Being a regional junction that combines the Greater Copenhagen area with the rest of Zealand, Roskilde is with its well-functioning public transportation system the perfect starting point for a daily commute or an inspiring day trip.

Within Roskilde Municipality, 9 out of 10 citizens have less than 500 meters to the nearest bus stop or train station.

On top of that you have good biking conditions, and a traffic that often favours cyclists. In cities and towns, cycling is often the fastest, most efficient and not to mention the cheapest way to get around.

If you need to plan your travel with public transport, you can use Rejseplanen, which is a travel planner available in Danish, English or German.

Go to

Or download Rejseplanen as an app for Apple, Android or Windows.

More information about

  • Public transport


    The A-buses are buses that depart frequently all day with fixed intervals. S-buses are quick and direct buses with few stops on route.

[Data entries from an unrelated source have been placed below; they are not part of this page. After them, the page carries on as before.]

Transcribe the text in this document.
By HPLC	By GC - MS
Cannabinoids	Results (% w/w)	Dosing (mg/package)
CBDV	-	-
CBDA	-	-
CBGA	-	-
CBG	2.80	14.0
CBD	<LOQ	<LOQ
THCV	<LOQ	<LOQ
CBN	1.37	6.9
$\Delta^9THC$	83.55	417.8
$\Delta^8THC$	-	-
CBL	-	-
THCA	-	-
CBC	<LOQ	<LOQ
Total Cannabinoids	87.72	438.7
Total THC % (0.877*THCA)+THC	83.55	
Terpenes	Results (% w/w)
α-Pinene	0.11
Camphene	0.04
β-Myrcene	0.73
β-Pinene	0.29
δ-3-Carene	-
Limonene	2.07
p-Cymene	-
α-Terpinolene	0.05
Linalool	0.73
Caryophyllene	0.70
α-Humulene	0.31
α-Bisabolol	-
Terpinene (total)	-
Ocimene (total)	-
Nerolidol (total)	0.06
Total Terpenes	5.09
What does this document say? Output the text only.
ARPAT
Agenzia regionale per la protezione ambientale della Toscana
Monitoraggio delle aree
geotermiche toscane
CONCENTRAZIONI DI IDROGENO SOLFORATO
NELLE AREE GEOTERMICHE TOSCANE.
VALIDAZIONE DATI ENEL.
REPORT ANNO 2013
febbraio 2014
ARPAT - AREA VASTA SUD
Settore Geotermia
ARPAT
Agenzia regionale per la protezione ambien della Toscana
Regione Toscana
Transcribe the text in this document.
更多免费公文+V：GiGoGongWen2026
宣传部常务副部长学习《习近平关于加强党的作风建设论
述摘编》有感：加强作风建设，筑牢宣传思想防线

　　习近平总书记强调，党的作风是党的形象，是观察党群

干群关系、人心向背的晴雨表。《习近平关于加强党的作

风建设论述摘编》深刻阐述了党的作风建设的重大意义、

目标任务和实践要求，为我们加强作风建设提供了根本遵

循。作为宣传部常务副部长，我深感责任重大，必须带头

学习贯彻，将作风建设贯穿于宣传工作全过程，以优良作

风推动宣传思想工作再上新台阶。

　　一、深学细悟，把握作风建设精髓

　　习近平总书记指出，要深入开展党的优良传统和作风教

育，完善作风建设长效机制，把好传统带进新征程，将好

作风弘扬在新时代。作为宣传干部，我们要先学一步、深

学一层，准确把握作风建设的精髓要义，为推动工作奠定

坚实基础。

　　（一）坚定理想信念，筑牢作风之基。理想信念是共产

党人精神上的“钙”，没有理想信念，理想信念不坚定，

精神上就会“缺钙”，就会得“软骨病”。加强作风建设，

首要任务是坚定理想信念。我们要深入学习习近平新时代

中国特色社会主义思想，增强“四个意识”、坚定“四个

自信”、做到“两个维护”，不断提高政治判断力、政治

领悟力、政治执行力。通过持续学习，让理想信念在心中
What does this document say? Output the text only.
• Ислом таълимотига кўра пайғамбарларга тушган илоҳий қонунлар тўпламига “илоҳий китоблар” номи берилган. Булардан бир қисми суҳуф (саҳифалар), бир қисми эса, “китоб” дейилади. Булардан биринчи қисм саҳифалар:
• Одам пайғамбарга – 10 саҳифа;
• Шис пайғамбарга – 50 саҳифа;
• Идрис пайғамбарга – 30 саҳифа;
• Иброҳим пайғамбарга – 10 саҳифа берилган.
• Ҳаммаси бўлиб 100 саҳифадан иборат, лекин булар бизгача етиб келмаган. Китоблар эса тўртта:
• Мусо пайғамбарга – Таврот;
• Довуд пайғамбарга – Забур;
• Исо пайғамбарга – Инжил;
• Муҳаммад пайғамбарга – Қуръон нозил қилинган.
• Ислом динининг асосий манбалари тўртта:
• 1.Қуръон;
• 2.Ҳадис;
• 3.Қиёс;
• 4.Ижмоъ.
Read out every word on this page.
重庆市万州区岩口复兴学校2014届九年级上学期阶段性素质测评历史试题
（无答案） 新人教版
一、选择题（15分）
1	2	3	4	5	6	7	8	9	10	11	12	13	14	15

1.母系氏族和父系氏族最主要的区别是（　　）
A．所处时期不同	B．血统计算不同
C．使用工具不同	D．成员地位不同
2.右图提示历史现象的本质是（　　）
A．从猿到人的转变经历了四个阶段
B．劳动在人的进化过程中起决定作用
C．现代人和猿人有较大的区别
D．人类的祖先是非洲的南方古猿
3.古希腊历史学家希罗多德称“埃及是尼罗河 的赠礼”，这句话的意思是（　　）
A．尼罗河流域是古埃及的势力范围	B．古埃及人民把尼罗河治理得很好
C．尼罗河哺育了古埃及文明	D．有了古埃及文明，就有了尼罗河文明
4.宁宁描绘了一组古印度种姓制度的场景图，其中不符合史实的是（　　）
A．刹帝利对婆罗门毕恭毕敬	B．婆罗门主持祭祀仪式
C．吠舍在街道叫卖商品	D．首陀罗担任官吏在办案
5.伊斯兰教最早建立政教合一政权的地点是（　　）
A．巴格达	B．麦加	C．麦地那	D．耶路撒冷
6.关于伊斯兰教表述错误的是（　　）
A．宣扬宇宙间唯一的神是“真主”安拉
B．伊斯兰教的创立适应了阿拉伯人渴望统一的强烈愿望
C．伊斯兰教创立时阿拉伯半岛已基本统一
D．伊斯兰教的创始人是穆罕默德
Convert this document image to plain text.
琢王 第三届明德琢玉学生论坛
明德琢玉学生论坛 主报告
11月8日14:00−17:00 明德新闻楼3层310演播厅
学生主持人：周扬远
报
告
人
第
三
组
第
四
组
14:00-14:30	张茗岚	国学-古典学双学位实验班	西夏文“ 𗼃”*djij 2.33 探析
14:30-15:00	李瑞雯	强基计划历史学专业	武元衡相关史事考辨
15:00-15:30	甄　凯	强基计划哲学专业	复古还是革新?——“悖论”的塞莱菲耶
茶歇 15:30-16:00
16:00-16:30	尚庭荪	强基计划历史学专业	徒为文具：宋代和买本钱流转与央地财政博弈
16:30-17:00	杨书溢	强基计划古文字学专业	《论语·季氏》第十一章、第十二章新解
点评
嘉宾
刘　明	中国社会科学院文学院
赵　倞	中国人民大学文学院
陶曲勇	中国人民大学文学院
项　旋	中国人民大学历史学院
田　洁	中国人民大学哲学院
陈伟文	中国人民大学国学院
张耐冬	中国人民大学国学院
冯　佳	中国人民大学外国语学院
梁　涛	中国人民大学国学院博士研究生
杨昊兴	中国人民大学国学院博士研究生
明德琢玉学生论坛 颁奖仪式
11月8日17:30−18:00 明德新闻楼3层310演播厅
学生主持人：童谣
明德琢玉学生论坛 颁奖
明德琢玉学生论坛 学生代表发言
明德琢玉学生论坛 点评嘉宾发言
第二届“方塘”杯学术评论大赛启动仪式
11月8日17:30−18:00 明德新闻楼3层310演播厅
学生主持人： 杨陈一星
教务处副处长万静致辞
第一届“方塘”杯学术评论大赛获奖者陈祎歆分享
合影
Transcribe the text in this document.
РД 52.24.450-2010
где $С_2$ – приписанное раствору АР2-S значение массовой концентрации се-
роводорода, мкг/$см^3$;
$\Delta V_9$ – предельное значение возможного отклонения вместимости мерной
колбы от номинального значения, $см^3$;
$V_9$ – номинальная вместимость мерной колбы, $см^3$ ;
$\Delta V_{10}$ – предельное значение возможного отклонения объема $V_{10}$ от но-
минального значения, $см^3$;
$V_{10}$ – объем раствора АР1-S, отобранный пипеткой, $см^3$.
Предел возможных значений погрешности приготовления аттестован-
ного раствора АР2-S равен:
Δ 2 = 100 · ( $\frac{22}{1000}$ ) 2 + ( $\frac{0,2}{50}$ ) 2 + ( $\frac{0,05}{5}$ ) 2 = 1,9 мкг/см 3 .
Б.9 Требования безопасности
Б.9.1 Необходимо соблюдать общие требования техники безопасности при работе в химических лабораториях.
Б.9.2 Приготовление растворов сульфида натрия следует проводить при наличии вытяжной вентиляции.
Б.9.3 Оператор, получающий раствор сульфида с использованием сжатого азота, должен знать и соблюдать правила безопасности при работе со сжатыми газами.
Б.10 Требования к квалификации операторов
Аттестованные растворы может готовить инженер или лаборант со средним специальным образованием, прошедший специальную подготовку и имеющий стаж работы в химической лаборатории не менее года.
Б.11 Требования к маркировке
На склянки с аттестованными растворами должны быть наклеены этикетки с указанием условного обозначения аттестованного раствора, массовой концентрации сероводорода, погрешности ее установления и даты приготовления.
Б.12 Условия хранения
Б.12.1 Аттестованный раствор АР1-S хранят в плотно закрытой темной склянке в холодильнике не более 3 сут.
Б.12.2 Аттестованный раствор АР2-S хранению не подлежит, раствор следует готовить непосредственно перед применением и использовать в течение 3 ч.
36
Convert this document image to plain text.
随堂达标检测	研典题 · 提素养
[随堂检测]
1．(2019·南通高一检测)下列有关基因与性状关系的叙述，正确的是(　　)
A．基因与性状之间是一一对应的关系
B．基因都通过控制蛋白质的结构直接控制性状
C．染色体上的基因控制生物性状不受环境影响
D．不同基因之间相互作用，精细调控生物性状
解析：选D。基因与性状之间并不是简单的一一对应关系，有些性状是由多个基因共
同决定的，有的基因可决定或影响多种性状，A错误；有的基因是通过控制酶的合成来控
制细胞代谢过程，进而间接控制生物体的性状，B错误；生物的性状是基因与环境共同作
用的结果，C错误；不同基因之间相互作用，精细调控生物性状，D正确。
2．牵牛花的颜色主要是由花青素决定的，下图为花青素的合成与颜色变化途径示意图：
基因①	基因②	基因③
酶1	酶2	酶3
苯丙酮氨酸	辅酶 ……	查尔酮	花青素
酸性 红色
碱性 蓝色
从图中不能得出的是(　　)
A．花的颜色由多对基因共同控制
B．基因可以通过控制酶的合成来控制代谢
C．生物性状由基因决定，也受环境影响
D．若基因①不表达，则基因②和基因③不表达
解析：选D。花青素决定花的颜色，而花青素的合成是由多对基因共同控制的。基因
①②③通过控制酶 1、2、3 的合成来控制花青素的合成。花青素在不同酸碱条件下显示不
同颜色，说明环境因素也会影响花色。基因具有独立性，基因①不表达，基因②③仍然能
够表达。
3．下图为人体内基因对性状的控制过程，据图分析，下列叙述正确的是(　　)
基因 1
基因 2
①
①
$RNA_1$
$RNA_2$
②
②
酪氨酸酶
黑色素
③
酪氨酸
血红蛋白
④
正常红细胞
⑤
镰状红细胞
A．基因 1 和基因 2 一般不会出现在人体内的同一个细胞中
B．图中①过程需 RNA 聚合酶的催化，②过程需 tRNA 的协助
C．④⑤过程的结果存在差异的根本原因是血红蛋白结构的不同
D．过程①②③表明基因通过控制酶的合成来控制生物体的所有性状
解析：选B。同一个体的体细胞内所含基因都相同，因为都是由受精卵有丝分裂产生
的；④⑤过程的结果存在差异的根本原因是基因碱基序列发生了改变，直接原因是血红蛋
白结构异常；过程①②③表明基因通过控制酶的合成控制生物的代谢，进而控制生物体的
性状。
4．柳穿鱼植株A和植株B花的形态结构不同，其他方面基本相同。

    Read more about busses at Movia's webpage


    Roskilde is a major train station between Copenhagen and the regions of Denmark located to its west. From Roskilde train station you will find trains to Copenhagen several times an hour. It only takes between 18-27 minutes, depending on the train. It is also possible to travel to other towns and cities with direct connections, for example Holbæk, Ringsted, Odense or Aarhus.

    Young people aged 16 to 26 years can buy the youth card DSB WildCard. It allows half-price train fares Monday to Thursday and Saturday and 25% off on Fridays and Sundays, as well as other discounts. The card is valid for 1 year.

    Read more about trains and buy train tickets at DSB's webpage

    Buy your WildCard here

    S-trains and Metro

    In The Greater Copenhagen area you can get around using the S-train, and in inner Copenhagen you can also use the Metro.

     Read more about the S-train here

     Read more about the Metro here

  • Tickets for public transport


    The electronic ticket system Rejsekort covers most of Denmark and can be used in nearly all buses, trains, and Metro, and a combination of these.

    Travelling with Rejsekort, journeys are calculated from the distance made from the beginning of the journey to the end. The card must be checked in at the beginning of your journey, when changing transport along the way on the journey, and it must be checked out when the journey ends. This is to be done at one of the blue card readers at stations or inside buses. Please check that an ”OK” appears on the card reader screen and that a sound appears. It is your responsibility that the card is correctly checked in.

    You can make an automatic money transfer from your bank account to your Rejsekort, or you can transfer money manually at the online self-service, at one of the travel card machines on train stations or in one of the DSB Ticket Sales.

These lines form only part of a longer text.